Hay referencias orales de celebraciones en bateyes de La Romana hacia 1941 y en la provincia de San Pedro de Macorís en 1943. Fradique Lizardo habló de versiones dominicanas del Gagá. .

“El conflicto no es cultural, es identitario.”

Lo que el Gagá ha desarrollado en territorio dominicano no es simplemente la reproducción de una práctica haitiana. Es el producto de una fusión de varias capas simultáneas: las tradiciones africanas trasladadas a Haití durante la esclavitud, el sistema ritual del vudú haitiano, el calendario cristiano de la Semana Santa, y las transformaciones comunitarias ocurridas durante generaciones en los bateyes dominicanos. Por esa razón, los antropólogos tienden a describirlo como la expresión de mayor sincretismo de las tres. No porque sincretismo sea equivalente a dominicanidad, sino porque la cantidad de sistemas culturales que confluyen en él refleja una historia de encuentros, migraciones y adaptaciones que ocurrieron, en su mayor parte, en suelo dominicano.

El problema del criterio

El debate sobre cuál de estas tres tradiciones es “más dominicana” solo tiene sentido si primero se aclara qué se está midiendo. Tres criterios posibles producen tres respuestas distintas.

Origen territorial
Ventaja: Congos de Villa Mella
Los Congos nacieron en el territorio de Santo Domingo durante la colonia y se desarrollaron allí durante siglos. Guloyas y Gagá llegaron desde afuera en momentos históricos distintos y por razones distintas.

Integración cultural
Ventaja: Guloyas (y Congos)
Los Guloyas aventajan al Gagá por márgenes considerables: mayor presencia en festivales nacionales, mayor reconocimiento institucional, mayor aceptación en la sociedad civil.
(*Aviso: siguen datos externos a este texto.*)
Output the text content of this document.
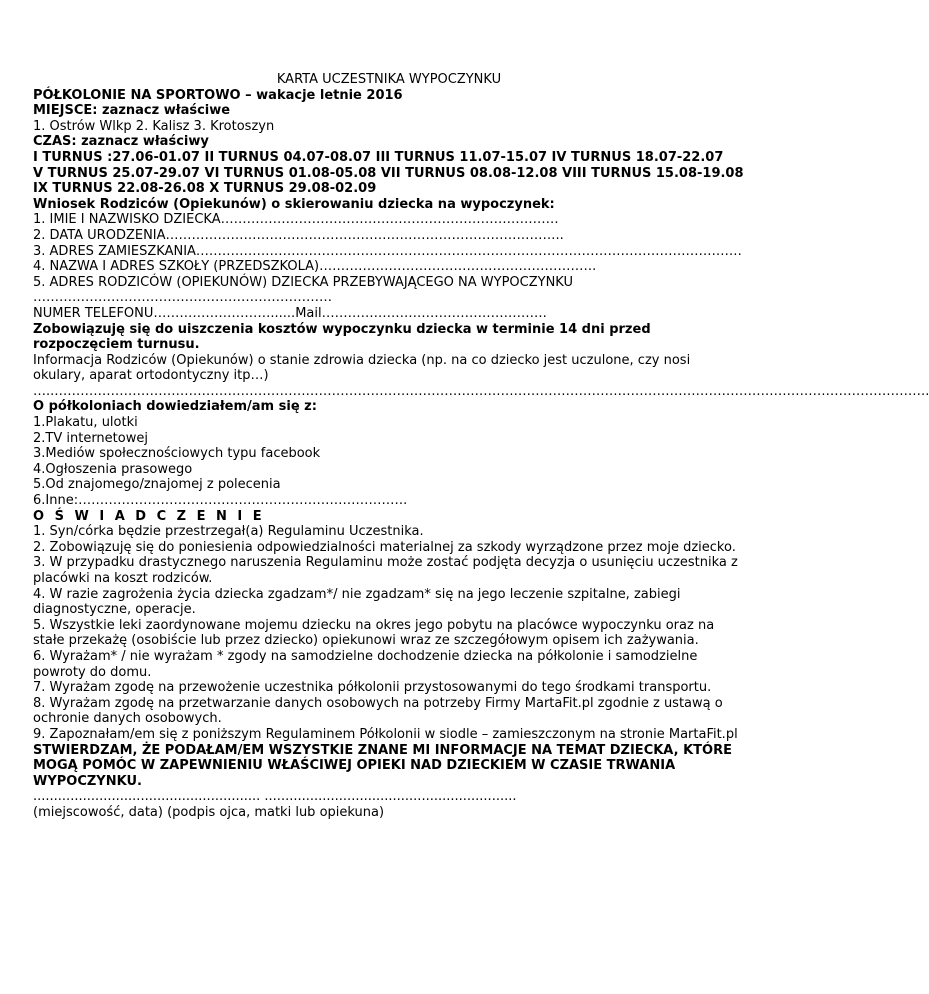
KARTA UCZESTNIKA WYPOCZYNKU
PÓŁKOLONIE NA SPORTOWO – wakacje letnie 2016
MIEJSCE: zaznacz właściwe
1. Ostrów Wlkp 2. Kalisz 3. Krotoszyn
CZAS: zaznacz właściwy
I TURNUS :27.06-01.07 II TURNUS 04.07-08.07 III TURNUS 11.07-15.07 IV TURNUS 18.07-22.07
V TURNUS 25.07-29.07 VI TURNUS 01.08-05.08 VII TURNUS 08.08-12.08 VIII TURNUS 15.08-19.08
IX TURNUS 22.08-26.08 X TURNUS 29.08-02.09
Wniosek Rodziców (Opiekunów) o skierowaniu dziecka na wypoczynek:
1. IMIE I NAZWISKO DZIECKA……………………………………………………………………
2. DATA URODZENIA………………………………………………………………………………..
3. ADRES ZAMIESZKANIA………………………………………………………………………………………………………………
4. NAZWA I ADRES SZKOŁY (PRZEDSZKOLA)……………………………………………………….
5. ADRES RODZICÓW (OPIEKUNÓW) DZIECKA PRZEBYWAJĄCEGO NA WYPOCZYNKU
……………………………………………………………
NUMER TELEFONU………………………......Mail…………………………………………….
Zobowiązuję się do uiszczenia kosztów wypoczynku dziecka w terminie 14 dni przed rozpoczęciem turnusu.
Informacja Rodziców (Opiekunów) o stanie zdrowia dziecka (np. na co dziecko jest uczulone, czy nosi okulary, aparat ortodontyczny itp…)
…..………………………………………………………………………………………………………………………………………………………………………………….
O półkoloniach dowiedziałem/am się z:
1.Plakatu, ulotki
2.TV internetowej
3.Mediów społecznościowych typu facebook
4.Ogłoszenia prasowego
5.Od znajomego/znajomej z polecenia
6.Inne:………………………………………………………………….
O Ś W I A D C Z E N I E
1. Syn/córka będzie przestrzegał(a) Regulaminu Uczestnika.
2. Zobowiązuję się do poniesienia odpowiedzialności materialnej za szkody wyrządzone przez moje dziecko.
3. W przypadku drastycznego naruszenia Regulaminu może zostać podjęta decyzja o usunięciu uczestnika z placówki na koszt rodziców.
4. W razie zagrożenia życia dziecka zgadzam*/ nie zgadzam* się na jego leczenie szpitalne, zabiegi diagnostyczne, operacje.
5. Wszystkie leki zaordynowane mojemu dziecku na okres jego pobytu na placówce wypoczynku oraz na stałe przekażę (osobiście lub przez dziecko) opiekunowi wraz ze szczegółowym opisem ich zażywania.
6. Wyrażam* / nie wyrażam * zgody na samodzielne dochodzenie dziecka na półkolonie i samodzielne powroty do domu.
7. Wyrażam zgodę na przewożenie uczestnika półkolonii przystosowanymi do tego środkami transportu.
8. Wyrażam zgodę na przetwarzanie danych osobowych na potrzeby Firmy MartaFit.pl zgodnie z ustawą o ochronie danych osobowych.
9. Zapoznałam/em się z poniższym Regulaminem Półkolonii w siodle – zamieszczonym na stronie MartaFit.pl
STWIERDZAM, ŻE PODAŁAM/EM WSZYSTKIE ZNANE MI INFORMACJE NA TEMAT DZIECKA, KTÓRE MOGĄ POMÓC W ZAPEWNIENIU WŁAŚCIWEJ OPIEKI NAD DZIECKIEM W CZASIE TRWANIA WYPOCZYNKU.
....................................................... .............................................................
(miejscowość, data) (podpis ojca, matki lub opiekuna)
Los Congos comparten ese nivel de integración, con reconocimiento internacional añadido.

Sincretismo cultural
Ventaja: Gagá
Supera a los otros dos: incorpora más capas de sistemas culturales distintos, fusionados en condiciones históricas específicas del territorio dominicano.

El error frecuente es tratar estos criterios como si fueran intercambiables, o como si uno de ellos fuera la definición correcta de dominicanidad. No lo son. La confusión entre origen e integración, entre autenticidad y arraigo, es precisamente lo que hace que el debate nunca se resuelva: los interlocutores no están discutiendo lo mismo.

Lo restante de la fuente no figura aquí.